Dicas

Carrinhas familiares: como escolher

01 janeiro 2009

01 janeiro 2009

Quando a família começa a crescer, o automóvel citadino deixa de ser suficiente e a solução é comprar uma carrinha familiar. Mais espaçosos, mas também mais caros, estes veículos marcam uma nova fase da vida, que engloba os filhos e a crescente preocupação com a segurança.

Para toda a família
Nesta gama tudo é maior: o comprimento (a partir dos 4,5 metros), o espaço interior do habitáculo, a bagageira, o conforto, a potência e, é claro, o consumo e o preço. Devido ao seu comprimento, a cidade não é um terreno onde as carrinhas familiares se movimentam bem, principalmente nos estacionamentos. Em contrapartida são viaturas vocacionadas para grandes viagens, dado que transportam todos os passageiros com bastante comodidade.

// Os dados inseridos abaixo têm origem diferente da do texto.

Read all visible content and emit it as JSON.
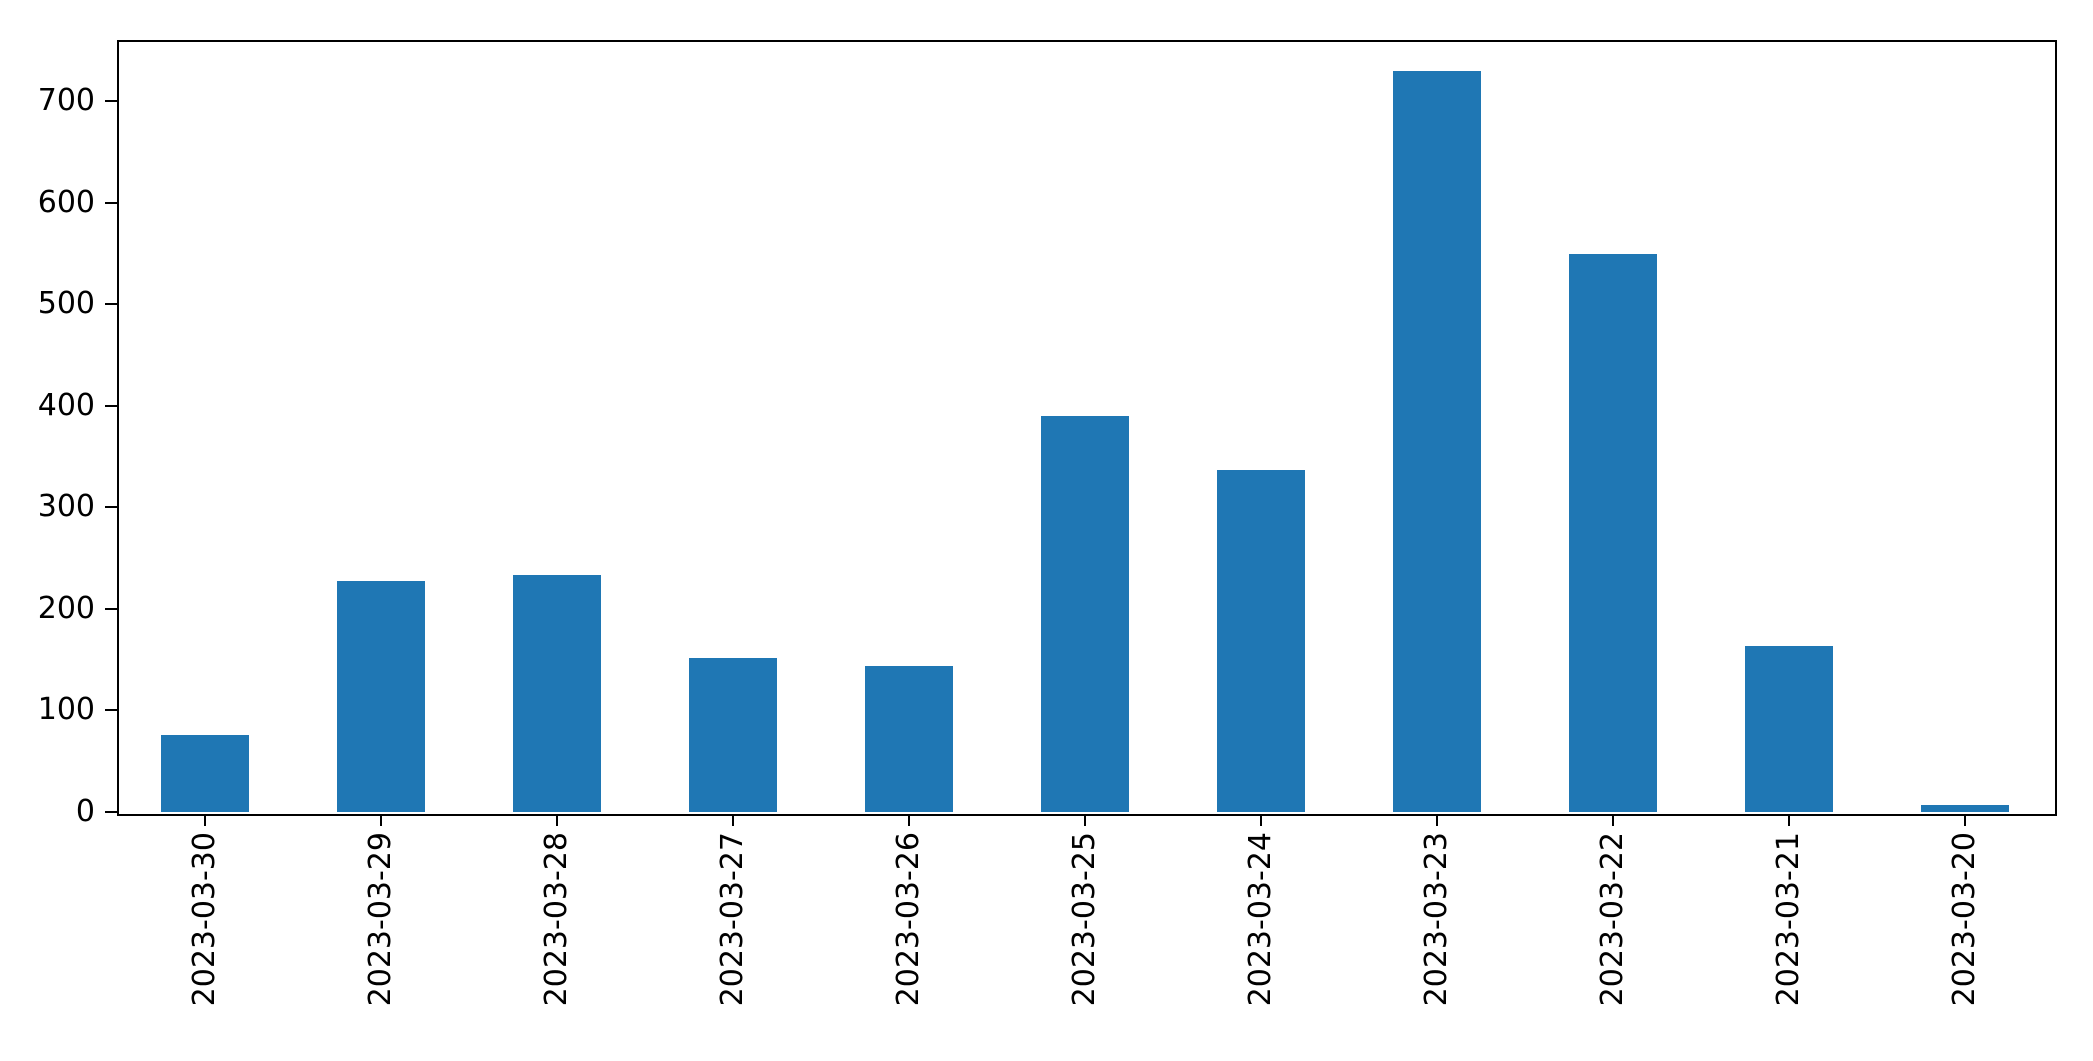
{
  "chart_data": {
    "type": "bar",
    "title": "",
    "xlabel": "",
    "ylabel": "",
    "categories": [
      "2023-03-30",
      "2023-03-29",
      "2023-03-28",
      "2023-03-27",
      "2023-03-26",
      "2023-03-25",
      "2023-03-24",
      "2023-03-23",
      "2023-03-22",
      "2023-03-21",
      "2023-03-20"
    ],
    "values": [
      76,
      227,
      233,
      152,
      144,
      390,
      337,
      729,
      549,
      163,
      7
    ],
    "yticks": [
      0,
      100,
      200,
      300,
      400,
      500,
      600,
      700
    ],
    "ylim": [
      0,
      760
    ],
    "bar_color": "#1f77b4",
    "bar_relative_width": 0.5,
    "grid": false,
    "legend": "none",
    "x_tick_label_rotation_deg": 90
  }
}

Na altura de escolher um carro, uma das questões que o consumidor coloca com mais frequência é se deve optar pela versão a gasóleo ou a gasolina de um determinado modelo. Para tomar a decisão mais correcta, tenha em conta o preço do automóvel e do combustível e principalmente o número de quilómetros percorridos anualmente. Só assim poderá ver se compensa pagar mais por um veículo a gasóleo ou se um a gasolina é, no seu caso, mais económico.

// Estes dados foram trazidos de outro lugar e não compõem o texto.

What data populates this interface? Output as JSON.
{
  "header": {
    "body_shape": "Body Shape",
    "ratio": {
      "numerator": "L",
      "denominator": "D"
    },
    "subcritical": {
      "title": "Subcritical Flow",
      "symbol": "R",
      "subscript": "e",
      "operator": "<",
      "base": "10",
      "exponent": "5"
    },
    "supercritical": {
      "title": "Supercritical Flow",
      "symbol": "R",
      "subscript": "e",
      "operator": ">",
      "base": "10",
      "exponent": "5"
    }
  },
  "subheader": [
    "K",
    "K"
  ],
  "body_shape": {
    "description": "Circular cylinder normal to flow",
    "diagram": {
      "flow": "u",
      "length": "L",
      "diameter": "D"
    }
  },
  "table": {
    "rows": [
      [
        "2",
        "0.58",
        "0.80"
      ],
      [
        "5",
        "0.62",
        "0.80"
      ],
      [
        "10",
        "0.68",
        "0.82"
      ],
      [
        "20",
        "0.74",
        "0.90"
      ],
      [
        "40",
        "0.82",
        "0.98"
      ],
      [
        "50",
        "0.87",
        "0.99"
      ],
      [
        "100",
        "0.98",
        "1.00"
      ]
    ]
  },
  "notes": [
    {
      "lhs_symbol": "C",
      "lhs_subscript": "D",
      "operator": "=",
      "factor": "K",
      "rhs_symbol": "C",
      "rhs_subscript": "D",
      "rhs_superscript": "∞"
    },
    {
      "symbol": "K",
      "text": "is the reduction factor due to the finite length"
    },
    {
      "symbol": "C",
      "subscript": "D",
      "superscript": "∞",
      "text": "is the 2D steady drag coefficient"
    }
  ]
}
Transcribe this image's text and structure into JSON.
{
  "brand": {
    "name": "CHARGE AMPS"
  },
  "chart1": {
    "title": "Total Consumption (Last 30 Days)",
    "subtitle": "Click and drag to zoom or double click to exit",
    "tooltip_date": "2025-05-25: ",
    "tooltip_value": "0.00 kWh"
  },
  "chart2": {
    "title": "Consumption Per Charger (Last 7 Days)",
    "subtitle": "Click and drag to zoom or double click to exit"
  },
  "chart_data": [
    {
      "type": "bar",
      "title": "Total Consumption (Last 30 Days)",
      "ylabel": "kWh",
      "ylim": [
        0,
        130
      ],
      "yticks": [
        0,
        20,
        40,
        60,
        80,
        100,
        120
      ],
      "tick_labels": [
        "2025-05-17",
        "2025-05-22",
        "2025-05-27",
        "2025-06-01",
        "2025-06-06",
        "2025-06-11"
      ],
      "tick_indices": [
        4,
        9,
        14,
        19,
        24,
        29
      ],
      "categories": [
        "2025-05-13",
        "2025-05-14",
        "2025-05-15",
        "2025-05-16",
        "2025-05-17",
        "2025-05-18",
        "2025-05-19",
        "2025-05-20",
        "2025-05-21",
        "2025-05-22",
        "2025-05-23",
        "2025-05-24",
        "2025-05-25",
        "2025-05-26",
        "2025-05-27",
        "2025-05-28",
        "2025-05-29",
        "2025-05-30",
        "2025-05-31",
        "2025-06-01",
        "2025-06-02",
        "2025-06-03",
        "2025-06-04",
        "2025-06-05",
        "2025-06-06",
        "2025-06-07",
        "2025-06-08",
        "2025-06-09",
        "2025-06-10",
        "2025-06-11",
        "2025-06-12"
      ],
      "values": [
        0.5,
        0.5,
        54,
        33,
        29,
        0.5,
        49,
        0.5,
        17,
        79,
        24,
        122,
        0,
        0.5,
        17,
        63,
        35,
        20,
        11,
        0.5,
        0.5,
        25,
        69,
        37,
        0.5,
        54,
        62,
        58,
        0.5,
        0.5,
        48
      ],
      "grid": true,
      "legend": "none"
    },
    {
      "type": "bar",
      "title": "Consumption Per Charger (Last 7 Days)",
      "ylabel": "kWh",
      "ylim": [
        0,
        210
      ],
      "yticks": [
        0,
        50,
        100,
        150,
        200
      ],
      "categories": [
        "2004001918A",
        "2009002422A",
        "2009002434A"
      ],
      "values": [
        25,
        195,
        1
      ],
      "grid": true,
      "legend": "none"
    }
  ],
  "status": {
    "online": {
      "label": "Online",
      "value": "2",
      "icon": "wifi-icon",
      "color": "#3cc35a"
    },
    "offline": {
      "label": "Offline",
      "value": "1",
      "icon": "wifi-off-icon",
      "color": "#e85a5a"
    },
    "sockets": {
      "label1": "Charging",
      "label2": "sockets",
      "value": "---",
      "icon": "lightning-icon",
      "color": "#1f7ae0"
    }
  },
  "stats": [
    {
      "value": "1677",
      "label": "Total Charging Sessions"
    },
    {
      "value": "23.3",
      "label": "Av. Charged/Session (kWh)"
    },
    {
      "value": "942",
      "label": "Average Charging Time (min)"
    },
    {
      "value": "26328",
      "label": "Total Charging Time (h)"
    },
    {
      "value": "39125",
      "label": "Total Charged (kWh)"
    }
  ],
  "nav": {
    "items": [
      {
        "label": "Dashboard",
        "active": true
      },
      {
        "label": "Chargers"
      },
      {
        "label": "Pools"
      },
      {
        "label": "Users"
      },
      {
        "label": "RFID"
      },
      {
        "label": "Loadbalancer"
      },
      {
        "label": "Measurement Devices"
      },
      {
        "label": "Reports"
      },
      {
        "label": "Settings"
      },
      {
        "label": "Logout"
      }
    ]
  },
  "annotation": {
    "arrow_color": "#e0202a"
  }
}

Tenha em atenção os preços de aquisição e o consumo de cada veículo. Outros factores que não pode descurar são o conforto do carro e o seu desempenho.

Segurança em primeiro lugar
A segurança nem sempre foi prioridade dos fabricantes. Mas hoje em dia, os consumidores são cada vez mais exigentes neste aspecto. Assim sendo, é de esperar que os automóveis novos venham bem equipados de origem.

Informe-se sobre todos os sistemas de segurança activa (componentes e soluções tecnológicas do veículo que ajudam a evitar acidentes) as funcionalidades e, claro, os valores, já que são extras ao preço de base. Sistema Antibloqueio de Travagem (ABS), controlo de tracção, sistema de assistência à travagem de emergência (BAS) são apenas alguns dos disponíveis no mercado actual.

Além disso, não descure a segurança passiva: sistemas que, na impossibilidade de evitar um acidente, tentam reduzir ao máximo as suas consequências, como os airbags.

Estes protegem a cabeça e o corpo (ao nível do tórax) do condutor e dos passageiros do impacto das colisões frontais e laterais, respectivamente. A maioria dos automóveis novos já vem equipada com airbags frontais e laterais para os lugares da frente do automóvel. Os laterais só agora começam a estar disponíveis atrás nas viaturas de segmentos médios e inferiores.

Se, por exemplo, tiver uma criança pequena e quiser transportá-la no banco da frente, além da cadeira especial, é recomendável optar por um automóvel que permita desactivar o airbag do condutor.

Crianças a bordo, atenção redobrada
Para viajarem em segurança, as crianças devem estar sentadas em cadeiras especiais. Insistir em transportá-las ao colo, sentá-las no banco do automóvel, prendê-las simplesmente com o cinto de segurança dos adultos, ou pior ainda, não as prender com o cinto, é fazê-las correr um risco mortal em caso de colisão ou de um travagem brusca, mesmo a baixa velocidade.

Segundo o Código da Estrada, as crianças com menos de 12 anos de idade e menos de 150 cm de altura só podem ser transportadas em veículos com cintos de segurança e numa cadeirinha adequada ao seu tamanho e peso. Face à regulamentação internacional, só existem cadeiras preparadas para crianças com peso igual ou inferior a 36 quilos. No caso de crianças com menos de 12 anos e menos de 150 cm, mas com mais de 36 quilos, o Regulamento de Utilização de Acessórios de Segurança prevê a utilização do cinto de segurança com um dispositivo elevatório que permita apertar o cinto em condições.